Scan Performance and Detection Enhancements
------------------------------------------- Real-Time Scan maintains a persistent scan cache which reloads each
time the OfficeScan agent starts. The OfficeScan agent tracks any
changes to files or folders that occurred since the OfficeScan
agent unloaded and removes these files from the cache.
- This version of OfficeScan includes global Approved lists for
Windows system files, digitally signed files from reputable
sources, and Trend Micro-tested files. After verifying that a file
is known to be safe, OfficeScan does not perform any action on the
file.
- Damage Cleanup Services enhancements provide improved detection
capabilities for rootkit threats and a reduced number of false
positives through updated GeneriClean scanning.
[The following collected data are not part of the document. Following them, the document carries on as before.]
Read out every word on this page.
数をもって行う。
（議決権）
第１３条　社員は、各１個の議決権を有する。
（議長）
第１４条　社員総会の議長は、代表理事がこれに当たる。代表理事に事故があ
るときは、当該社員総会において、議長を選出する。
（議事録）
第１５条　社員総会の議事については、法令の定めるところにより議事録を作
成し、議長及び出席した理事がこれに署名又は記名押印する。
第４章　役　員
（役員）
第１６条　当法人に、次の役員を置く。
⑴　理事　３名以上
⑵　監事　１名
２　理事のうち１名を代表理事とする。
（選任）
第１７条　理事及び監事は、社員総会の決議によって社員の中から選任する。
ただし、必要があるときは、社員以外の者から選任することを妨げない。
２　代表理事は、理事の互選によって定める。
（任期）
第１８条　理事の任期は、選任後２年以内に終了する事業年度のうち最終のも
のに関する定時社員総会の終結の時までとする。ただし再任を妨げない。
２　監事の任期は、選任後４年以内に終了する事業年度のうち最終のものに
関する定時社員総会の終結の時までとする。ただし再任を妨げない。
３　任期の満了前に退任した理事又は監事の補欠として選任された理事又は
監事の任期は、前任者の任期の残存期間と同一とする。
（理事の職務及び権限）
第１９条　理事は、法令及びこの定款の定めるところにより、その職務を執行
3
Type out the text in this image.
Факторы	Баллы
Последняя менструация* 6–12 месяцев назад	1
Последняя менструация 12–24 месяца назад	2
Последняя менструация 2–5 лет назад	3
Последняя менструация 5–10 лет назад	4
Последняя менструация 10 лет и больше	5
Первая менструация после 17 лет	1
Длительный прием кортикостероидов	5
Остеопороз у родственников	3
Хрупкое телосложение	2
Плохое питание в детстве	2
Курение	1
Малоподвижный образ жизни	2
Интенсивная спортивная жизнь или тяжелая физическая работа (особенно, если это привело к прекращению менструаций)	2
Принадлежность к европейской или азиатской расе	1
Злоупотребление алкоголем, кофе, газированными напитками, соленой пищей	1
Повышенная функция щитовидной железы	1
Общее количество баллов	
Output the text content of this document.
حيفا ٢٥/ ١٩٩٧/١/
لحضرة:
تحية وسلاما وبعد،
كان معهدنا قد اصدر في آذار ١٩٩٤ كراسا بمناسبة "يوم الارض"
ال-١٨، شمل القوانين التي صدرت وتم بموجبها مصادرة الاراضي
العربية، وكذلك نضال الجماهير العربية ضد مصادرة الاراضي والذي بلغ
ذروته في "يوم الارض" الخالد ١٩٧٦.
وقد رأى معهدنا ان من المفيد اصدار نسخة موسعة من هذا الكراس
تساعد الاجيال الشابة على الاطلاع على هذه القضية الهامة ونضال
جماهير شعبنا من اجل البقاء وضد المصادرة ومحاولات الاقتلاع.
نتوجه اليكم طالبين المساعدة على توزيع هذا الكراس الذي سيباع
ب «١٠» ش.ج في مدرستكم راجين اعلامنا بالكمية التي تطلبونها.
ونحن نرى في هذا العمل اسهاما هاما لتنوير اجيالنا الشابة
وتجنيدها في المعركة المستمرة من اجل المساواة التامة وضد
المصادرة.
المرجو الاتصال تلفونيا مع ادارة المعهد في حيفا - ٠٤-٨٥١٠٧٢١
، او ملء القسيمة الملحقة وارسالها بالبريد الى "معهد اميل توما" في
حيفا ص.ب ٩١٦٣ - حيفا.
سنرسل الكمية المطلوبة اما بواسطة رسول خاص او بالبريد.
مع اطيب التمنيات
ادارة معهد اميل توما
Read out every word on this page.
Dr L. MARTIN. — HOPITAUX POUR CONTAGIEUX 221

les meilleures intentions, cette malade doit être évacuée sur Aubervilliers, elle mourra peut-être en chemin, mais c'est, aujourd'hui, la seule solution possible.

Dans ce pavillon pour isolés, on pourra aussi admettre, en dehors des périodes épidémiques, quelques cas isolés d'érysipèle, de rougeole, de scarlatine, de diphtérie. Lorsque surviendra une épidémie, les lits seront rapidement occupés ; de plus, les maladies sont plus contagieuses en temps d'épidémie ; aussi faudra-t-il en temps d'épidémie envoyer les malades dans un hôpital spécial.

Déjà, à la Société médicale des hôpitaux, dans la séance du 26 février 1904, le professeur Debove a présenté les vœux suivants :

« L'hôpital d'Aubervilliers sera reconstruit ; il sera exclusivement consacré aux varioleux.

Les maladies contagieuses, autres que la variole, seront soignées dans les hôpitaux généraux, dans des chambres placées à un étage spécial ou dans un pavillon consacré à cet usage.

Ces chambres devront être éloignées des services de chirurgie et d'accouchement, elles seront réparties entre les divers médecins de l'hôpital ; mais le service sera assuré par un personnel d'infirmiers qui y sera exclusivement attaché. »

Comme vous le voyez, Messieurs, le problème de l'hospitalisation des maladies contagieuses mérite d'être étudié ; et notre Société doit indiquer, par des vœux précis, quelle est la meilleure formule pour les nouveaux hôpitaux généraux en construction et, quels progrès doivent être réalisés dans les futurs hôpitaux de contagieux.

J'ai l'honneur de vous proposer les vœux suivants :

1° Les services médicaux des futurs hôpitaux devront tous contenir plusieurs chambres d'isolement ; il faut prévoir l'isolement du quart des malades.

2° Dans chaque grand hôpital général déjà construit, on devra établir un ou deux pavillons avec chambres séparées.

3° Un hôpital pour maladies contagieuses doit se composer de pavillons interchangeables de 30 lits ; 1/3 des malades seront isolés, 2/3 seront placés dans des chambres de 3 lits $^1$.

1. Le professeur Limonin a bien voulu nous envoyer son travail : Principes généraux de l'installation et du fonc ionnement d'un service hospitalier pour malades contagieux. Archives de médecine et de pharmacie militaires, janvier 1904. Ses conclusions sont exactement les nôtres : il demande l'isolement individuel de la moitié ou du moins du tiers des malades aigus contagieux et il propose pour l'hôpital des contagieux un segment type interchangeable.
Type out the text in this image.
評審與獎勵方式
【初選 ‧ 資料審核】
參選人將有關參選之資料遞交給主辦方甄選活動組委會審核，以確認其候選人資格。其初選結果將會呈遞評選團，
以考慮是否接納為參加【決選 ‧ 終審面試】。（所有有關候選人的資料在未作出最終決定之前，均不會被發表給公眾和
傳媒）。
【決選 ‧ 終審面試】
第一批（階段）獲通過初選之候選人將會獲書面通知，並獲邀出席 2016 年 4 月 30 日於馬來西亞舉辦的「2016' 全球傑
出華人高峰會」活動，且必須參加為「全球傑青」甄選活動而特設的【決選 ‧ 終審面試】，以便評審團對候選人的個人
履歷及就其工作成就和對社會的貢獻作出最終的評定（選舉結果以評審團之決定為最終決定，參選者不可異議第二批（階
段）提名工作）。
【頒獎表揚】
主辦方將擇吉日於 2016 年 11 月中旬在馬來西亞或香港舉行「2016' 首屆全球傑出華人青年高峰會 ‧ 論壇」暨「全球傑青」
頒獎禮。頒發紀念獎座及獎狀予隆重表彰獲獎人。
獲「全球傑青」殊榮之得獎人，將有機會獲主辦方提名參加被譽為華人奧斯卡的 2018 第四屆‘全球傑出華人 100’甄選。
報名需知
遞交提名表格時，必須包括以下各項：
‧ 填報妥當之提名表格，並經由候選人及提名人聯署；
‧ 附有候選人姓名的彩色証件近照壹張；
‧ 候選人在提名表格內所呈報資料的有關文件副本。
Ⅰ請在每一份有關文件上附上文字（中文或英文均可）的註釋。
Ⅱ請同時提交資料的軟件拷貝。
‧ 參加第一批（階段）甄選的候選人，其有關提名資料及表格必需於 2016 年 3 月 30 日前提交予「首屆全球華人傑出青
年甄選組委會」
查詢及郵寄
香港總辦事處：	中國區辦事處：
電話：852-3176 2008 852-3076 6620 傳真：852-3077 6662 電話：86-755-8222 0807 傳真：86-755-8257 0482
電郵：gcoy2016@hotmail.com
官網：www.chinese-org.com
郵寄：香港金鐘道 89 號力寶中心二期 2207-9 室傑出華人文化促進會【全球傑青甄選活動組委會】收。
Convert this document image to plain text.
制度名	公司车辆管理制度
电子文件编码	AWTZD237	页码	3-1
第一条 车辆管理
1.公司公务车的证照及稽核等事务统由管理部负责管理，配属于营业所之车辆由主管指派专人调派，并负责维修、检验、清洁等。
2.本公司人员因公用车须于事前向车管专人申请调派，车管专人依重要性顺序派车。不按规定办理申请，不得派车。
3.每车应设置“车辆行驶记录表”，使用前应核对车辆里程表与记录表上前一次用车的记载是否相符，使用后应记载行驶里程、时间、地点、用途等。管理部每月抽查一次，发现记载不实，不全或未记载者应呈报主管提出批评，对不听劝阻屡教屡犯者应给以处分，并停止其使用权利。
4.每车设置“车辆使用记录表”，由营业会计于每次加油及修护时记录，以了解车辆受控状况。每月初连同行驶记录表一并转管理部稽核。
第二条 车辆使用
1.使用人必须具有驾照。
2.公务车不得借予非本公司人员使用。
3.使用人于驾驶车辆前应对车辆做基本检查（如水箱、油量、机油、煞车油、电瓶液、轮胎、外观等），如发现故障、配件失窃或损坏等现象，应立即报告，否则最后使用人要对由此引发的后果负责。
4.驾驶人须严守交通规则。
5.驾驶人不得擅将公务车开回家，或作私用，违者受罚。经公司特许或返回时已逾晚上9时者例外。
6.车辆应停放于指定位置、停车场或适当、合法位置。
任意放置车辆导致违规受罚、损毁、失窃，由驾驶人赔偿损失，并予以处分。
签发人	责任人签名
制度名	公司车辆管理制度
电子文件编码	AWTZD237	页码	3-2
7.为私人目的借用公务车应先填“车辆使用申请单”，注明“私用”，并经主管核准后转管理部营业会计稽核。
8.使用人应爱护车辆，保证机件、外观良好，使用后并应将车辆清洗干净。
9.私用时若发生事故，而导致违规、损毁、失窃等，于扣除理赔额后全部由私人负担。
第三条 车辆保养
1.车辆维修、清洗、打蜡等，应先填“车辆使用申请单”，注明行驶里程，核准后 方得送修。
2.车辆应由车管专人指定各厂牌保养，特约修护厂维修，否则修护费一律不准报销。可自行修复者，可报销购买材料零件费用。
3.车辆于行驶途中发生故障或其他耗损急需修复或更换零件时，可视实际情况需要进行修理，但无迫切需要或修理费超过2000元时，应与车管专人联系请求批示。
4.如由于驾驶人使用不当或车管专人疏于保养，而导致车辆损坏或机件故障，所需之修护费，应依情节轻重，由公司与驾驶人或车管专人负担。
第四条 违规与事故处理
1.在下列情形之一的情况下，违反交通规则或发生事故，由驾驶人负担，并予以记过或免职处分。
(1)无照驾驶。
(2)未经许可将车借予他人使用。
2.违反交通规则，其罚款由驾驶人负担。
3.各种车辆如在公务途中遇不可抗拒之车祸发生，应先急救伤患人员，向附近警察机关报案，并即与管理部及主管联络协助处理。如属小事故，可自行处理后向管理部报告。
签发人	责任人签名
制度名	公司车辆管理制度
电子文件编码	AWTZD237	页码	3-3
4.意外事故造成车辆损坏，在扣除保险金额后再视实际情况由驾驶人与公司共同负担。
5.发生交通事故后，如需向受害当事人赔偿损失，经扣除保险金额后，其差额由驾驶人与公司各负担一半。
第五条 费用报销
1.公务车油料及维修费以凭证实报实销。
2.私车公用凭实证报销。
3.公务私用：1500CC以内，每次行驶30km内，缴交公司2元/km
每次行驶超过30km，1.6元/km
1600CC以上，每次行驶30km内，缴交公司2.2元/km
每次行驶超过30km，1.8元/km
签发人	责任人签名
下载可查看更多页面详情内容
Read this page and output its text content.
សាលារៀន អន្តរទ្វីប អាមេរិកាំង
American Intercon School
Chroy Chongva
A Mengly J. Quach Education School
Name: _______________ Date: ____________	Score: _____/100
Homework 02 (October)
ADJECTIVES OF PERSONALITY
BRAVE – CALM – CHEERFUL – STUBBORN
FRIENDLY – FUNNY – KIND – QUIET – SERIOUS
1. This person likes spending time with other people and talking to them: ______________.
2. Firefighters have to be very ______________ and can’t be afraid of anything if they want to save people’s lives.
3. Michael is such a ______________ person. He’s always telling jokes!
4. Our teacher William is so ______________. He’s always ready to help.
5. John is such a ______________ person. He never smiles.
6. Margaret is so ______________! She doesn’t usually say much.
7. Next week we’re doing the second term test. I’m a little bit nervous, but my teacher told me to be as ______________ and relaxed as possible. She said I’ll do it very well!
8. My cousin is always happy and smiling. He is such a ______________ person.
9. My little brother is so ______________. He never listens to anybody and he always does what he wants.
- Compressed file settings are separated between Real-time and
On-demand Scans to help improve performance.
- Dual-layer logs provide a more detailed view for detections that
administrators want to examine further.
OfficeScan Agent Interface Redesign
----------------------------------The OfficeScan agent interface has been redesigned to provide an
easier, more streamlined, and more modern experience. All the
features available in the previous OfficeScan client program are
still available in the updated version.
The updated interface also allows administrators to "unlock"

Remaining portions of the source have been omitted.